According to the California-based cyber security firm FireEye, which purchased Mandiant in 2013, APTs "receive direction and support from an established nation state.”
Mandiant found that UNC2630 may have ties to APT5, which has been active since at least 2007 and focuses primarily on telecommunications and technology firms.
FireEye has described APT5 as a large threat group consisting of several subgroups. It says that in 2015, APT5 “compromised a U.S. telecommunications organization providing services and technologies for private and government entities.”
In 2010, Mandiant stated that the “Chinese government may authorize” such attacks, but “there’s no way to determine the extent of its involvement.”
Three years later, Mandiant said it had acquired enough evidence through hundreds of investigations of computer security breaches around the world to conclude that groups engaged in malicious cyber activities “are based primarily in China and that the Chinese Government is aware of them.”
In that 2013 report, Mandiant focused on APT1, “one of more than 20 APT groups with origins in China” that the cybersecurity firm had catalogued at that point.
Mandiant said APT1 had been able to wage “a long-running and extensive cyber espionage campaign because it is acting with the full knowledge and cooperation of the government.”

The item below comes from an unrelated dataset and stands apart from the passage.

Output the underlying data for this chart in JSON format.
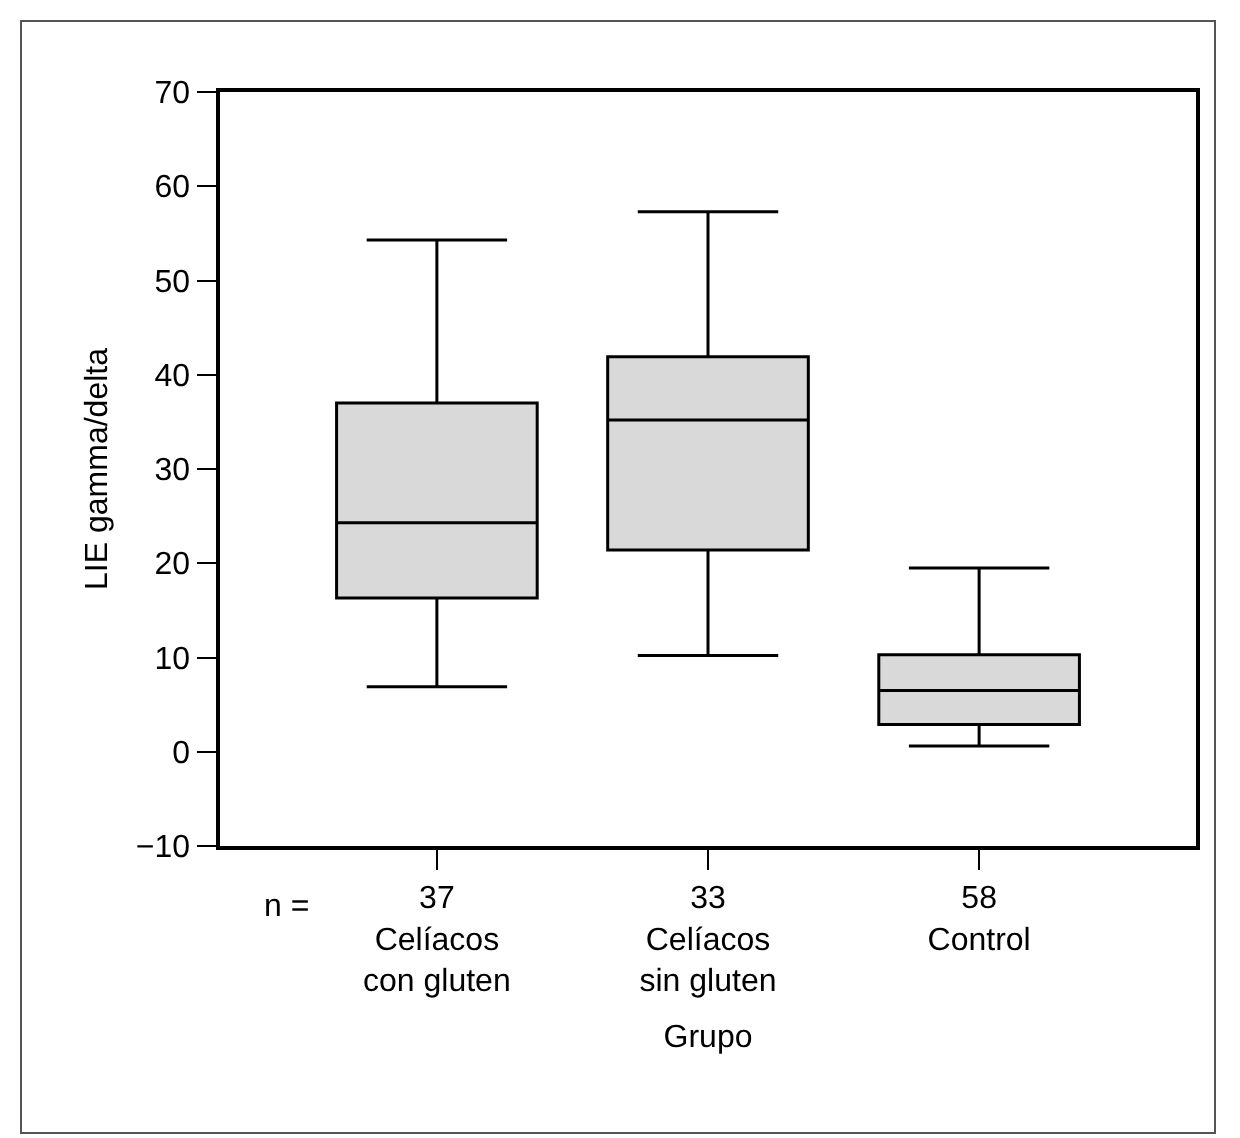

It also said there was sufficient evidence to conclude that APT1 is in fact Unit 61398 of China’s People’s Liberation Army. At the time, APT1 was staffed by hundreds, if not thousands of people and that state-owned China Telecom had provided it with “special fiber optic communications infrastructure … in the name of national defense.”
FireEye has also identified a number of Chinese state-linked APT actors. They include APT40, whose members were targeted in the July 19 U.S. Justice Department indictment, and APT31, which has been implicated in high-profile attacks, including a 2018 breach of the Norwegian government’s technology network and a December 2020 attack on the Finnish parliament’s information systems.
The U.K. government also concluded that the Chinese Ministry of State Security is behind activity “known by cyber security experts as ‘APT40’ and ‘APT31’.”
NATO’s decision-making body, the North Atlantic Council, acknowledged statements by members that “attributed responsibility for the Microsoft Exchange Server compromise to the People’s Republic of China.”